In my data, each person rates multiple dimensions. So when I link to a report name and then calculate "Strongly Agree", it counts "Strongly Agree" from all dimensions rather than just one. For example, if I'm looking at the Belongingness dimension, I set the count in the Reports table to only include linked records where Belongingness = Strongly Agree ; but then the "Value" dimension and the "Context" dimension just have the same counts as Belongingness that Strongly Agree column...
I'm sorry this isn't clicking for me. Maybe I've just been staring at it for too long, but I feel like I'm going in circles.
May 18, 2024 01:08 PM
I changed the data to make sure everyone rated multiple dimensions. The structure still works.
Here there are 7 people who selected strongly agree to easy to use.
The "Strongly Agree " column counts participants where Easy to use was set to Strongly agree.
The problem is how your data is setup. You have it setup where one survey response has all answers in a single row.
To be able to report using this type of model, each answer has to be on it's own row.
You can use an automation to convert your data from a flat model to a model that has one survey item and ranking per row.
May 19, 2024 05:36 PM - edited May 19, 2024 05:39 PM
I agree with Dan regarding the data model: it's extremely difficult to materialise columns into rows using just the no-code elements of Airtable. Setting up automations to normalise your incoming data per Dan's is best
Otherwise, working with where it seems you're at right now (and noting that this is not ideal):
1. Make sure each Survey is its own record, in its own table of Surveys, and that each of the relevant survey responses is linked to the right Survey. (I can't tell if you already have this in your Base).
2. In the Survey table, create a Rollup field, rolling up the linked Responses records, of a dimension field (e.g. Belonging), with a condition on value (e.g. Belonging="Strongly Agree"), and your aggregation function will be COUNTALL().
3. Now you have to rinse and repeat, for each value, for each dimension... So if you have 4x dimensions each with 5x possible values, that's 20x fields...
You can already see why this is not ideal / scalable; hard-coding 'data' into columns is bad practice. This also will not work if you have many different dimensions between surveys, unless you genericise them to 'Q1, Q2, ...' However if the dimensions & their values are the same throughout all your surveys, it MAY be sufficient to tide you over without getting into automations.
4. In each Survey row, you should now have the right numbers (across potentially very many columns) to do whatever additional calculations you need, or ascii visuals like the one in Dan's original response. Each ascii chart will be a new formula, so you'll have 4x more formula columns for 4x dimensions.

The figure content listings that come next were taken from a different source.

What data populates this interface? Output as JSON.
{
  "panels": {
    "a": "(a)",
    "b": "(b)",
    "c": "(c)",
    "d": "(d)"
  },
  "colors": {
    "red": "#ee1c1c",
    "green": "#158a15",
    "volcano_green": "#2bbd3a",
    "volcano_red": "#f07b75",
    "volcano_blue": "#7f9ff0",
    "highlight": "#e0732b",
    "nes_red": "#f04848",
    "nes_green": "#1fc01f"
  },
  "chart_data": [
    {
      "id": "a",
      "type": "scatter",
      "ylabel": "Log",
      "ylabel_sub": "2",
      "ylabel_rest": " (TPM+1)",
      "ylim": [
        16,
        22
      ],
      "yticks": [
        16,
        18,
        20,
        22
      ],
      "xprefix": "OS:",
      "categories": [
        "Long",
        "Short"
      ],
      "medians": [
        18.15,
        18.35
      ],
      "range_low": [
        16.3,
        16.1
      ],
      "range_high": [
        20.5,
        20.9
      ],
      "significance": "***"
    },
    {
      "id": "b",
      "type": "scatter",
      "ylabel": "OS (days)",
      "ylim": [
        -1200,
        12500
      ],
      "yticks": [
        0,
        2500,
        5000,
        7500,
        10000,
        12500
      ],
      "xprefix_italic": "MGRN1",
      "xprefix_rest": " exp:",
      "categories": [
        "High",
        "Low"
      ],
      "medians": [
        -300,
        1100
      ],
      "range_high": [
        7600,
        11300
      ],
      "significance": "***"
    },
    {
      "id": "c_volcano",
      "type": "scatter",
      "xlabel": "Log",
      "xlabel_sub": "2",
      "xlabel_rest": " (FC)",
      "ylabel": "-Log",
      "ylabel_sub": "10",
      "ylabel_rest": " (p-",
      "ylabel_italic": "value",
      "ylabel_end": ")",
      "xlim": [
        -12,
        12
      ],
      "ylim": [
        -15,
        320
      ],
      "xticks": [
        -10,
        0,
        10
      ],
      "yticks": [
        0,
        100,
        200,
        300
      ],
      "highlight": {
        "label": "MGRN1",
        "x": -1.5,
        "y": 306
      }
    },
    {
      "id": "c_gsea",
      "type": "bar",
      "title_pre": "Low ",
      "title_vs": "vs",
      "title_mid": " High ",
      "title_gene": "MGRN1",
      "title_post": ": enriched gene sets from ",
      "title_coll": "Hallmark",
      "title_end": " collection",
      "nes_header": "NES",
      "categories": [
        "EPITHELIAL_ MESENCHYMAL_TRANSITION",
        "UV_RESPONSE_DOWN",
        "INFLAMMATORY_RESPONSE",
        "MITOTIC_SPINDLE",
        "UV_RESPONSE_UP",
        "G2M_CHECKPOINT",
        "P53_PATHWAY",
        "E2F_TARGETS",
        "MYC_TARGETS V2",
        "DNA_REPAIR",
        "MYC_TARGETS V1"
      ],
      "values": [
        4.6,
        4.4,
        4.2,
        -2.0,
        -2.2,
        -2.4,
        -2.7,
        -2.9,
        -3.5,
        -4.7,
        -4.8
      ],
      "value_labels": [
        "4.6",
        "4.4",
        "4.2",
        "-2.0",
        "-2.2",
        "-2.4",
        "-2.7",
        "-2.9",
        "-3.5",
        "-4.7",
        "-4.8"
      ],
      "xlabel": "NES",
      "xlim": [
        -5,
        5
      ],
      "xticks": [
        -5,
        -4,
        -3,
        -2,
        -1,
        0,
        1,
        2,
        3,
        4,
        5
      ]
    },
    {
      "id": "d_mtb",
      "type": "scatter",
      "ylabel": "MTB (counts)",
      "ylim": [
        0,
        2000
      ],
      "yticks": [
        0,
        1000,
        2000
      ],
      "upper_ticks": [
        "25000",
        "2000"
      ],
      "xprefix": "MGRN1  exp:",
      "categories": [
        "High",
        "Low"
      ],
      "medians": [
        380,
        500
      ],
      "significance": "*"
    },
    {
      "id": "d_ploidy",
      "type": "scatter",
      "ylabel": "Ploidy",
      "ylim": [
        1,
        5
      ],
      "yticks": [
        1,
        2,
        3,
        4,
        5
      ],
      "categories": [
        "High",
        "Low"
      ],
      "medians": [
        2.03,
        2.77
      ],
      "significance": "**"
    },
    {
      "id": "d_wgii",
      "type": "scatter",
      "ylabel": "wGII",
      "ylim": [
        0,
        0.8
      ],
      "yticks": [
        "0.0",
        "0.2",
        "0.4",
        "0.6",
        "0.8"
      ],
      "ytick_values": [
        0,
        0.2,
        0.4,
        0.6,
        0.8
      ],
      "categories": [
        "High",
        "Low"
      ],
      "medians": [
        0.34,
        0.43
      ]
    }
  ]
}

Still, see if you can create time to get into automations, which will unlock better solution-making for you in general. But in the meantime, hope that helps you keep it in the no-code sphere of Airtable for you. And if all else fails, spreadsheet gluing (which I can see you've already got) will still get you through the next management presentation!
May 19, 2024 06:34 PM
Thank you so much, @Dan_Montoya and @ClarifyThis -- I finally got it to work using an automation to convert the columns as Dan suggested ::triumphant::
I will definitely note that this is not the ideal setup (in contrast to what I'm used to in Excel and SPSS); with more reading and practice, maybe I can figure out a way to structure the dataset so that it is more straightforward without having to rely on the automation.